If Greece decides to go, the future currency is far from certain. Greek banks will remain closed and creditors have confirmed that they will not propose a new bailout. European commission and ECB must make a thorough analysis to see how a new Greek aid request will affect the stability of the Eurozone. Over the past few years, the Greece debate is about preserving their membership and protecting the currency. But now the leaders consider Greece as an entity that has a strategic and cultural significance for Europe. On the other hand, Greeks are worried too because they would have to choose between the order and the chaos!

To conclude, in this tough Greek vs EU play-off, both teams have rights and wrongs on their side. But one thing is clear: there are no fundamental political changes without long-term guarantees.

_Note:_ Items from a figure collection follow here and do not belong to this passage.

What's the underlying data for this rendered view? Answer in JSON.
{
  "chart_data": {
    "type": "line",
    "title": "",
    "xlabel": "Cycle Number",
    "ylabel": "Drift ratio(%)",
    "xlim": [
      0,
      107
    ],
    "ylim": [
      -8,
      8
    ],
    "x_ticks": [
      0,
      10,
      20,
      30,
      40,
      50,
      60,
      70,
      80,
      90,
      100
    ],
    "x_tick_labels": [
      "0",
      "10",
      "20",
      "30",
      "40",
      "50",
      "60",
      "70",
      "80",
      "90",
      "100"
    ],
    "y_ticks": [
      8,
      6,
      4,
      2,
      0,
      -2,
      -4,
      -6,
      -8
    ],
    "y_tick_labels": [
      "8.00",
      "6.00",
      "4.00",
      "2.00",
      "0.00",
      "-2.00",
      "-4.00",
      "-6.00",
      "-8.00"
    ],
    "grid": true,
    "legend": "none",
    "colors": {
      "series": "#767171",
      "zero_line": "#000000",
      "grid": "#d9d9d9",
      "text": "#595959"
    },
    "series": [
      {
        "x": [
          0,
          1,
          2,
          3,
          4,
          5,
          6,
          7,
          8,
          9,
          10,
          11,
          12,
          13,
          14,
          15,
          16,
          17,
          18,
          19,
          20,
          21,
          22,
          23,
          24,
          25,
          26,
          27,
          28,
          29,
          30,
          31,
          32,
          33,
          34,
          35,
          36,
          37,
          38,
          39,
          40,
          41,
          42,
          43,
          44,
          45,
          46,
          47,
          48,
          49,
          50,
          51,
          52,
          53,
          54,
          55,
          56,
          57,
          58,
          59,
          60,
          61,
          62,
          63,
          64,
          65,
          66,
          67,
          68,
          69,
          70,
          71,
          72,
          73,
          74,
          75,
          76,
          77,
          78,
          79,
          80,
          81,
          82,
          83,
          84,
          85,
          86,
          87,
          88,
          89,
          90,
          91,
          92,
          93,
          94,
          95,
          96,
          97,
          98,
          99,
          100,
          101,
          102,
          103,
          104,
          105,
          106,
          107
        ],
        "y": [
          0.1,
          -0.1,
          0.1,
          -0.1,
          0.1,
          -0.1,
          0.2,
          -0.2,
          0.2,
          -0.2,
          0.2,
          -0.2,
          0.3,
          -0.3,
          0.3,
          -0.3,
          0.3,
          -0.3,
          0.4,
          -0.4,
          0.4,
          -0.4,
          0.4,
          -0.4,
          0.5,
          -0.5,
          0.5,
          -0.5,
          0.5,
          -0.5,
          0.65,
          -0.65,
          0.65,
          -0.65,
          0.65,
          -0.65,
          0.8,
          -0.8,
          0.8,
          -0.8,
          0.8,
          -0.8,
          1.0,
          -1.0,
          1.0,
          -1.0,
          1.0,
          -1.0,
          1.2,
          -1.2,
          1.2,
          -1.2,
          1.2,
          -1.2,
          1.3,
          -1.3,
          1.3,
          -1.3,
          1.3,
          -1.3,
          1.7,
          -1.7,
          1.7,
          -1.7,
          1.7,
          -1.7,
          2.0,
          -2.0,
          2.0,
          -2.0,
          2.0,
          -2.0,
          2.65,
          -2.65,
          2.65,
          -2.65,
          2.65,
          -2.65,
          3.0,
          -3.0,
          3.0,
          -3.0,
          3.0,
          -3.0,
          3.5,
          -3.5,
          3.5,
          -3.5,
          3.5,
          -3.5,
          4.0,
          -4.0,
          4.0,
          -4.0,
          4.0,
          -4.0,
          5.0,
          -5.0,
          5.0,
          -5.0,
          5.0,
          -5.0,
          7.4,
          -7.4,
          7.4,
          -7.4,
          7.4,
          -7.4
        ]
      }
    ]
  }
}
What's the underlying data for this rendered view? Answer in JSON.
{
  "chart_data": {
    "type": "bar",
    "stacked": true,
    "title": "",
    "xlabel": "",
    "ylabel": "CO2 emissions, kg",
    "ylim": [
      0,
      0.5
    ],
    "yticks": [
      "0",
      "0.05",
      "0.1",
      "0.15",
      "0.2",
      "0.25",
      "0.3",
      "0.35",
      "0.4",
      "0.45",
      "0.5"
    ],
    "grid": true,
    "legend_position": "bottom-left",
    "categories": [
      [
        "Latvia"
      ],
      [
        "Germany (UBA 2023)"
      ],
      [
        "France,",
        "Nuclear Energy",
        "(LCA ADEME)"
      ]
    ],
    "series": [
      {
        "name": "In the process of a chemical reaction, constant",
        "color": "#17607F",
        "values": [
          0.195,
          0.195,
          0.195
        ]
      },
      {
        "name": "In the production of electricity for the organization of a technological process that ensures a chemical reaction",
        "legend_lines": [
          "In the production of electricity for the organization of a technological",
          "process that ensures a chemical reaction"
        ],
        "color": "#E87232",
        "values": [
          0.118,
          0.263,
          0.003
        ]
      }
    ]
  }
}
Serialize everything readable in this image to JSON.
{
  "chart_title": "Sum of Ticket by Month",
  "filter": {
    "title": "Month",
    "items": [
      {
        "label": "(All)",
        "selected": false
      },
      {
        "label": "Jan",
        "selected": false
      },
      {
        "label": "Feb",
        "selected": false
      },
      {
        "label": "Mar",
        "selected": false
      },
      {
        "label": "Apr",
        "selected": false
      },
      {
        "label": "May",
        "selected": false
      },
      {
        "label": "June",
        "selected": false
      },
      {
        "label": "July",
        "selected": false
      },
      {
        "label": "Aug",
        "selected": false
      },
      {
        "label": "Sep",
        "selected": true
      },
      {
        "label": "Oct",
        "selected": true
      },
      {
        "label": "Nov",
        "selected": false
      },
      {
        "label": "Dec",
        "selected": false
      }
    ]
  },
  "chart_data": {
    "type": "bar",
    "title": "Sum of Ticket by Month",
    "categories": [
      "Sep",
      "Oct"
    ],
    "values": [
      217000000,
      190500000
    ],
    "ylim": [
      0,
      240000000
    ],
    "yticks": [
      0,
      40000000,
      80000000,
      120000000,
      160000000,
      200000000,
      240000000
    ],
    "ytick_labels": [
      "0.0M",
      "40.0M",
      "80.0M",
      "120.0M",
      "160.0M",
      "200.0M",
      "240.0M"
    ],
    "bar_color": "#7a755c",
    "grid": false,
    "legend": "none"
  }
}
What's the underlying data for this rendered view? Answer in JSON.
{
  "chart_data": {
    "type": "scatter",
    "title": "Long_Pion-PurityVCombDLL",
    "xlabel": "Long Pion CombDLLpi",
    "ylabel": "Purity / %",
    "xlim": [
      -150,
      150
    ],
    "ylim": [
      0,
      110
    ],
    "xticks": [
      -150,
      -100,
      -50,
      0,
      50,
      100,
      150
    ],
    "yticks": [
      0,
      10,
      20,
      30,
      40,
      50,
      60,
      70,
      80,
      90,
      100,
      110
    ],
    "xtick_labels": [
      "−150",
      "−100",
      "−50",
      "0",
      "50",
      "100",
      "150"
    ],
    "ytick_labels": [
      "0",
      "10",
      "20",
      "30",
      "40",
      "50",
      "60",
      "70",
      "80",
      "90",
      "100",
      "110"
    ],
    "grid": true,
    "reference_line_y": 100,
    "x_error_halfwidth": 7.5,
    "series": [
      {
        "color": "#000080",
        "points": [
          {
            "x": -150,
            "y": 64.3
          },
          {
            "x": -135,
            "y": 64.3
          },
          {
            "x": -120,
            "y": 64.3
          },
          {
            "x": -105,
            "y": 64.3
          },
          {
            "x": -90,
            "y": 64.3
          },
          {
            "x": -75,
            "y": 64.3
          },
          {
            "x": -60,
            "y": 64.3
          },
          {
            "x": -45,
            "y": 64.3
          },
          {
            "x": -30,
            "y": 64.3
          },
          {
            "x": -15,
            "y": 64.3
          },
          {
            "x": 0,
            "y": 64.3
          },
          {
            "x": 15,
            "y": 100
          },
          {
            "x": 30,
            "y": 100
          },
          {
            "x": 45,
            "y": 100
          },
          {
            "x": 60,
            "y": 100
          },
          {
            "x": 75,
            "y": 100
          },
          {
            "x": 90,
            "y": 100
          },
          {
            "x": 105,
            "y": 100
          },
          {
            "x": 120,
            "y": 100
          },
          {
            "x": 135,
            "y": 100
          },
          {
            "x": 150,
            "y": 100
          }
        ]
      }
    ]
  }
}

How the Greeks will vote and what will follow? However they vote, it‘s likely that they will face austerity either way! Without the EU financial help the money in banks will drain.The isolation inside their own hideaway will not be a good thing. If there‘s even a little hope, the austerity will suck out all the corruption and lead to transparency in their system; only then the real reformation will be possible. The Greek problem is not simple at all. It‘s not only a matter of currency and the Eurozone, it’s also a geopolitical matter that has to be approached wisely! Dramatic decisions can bring only troubles! Both EU and Greece should learn to negotiate with incentives, not threats if they want to envisage the horizon of hope!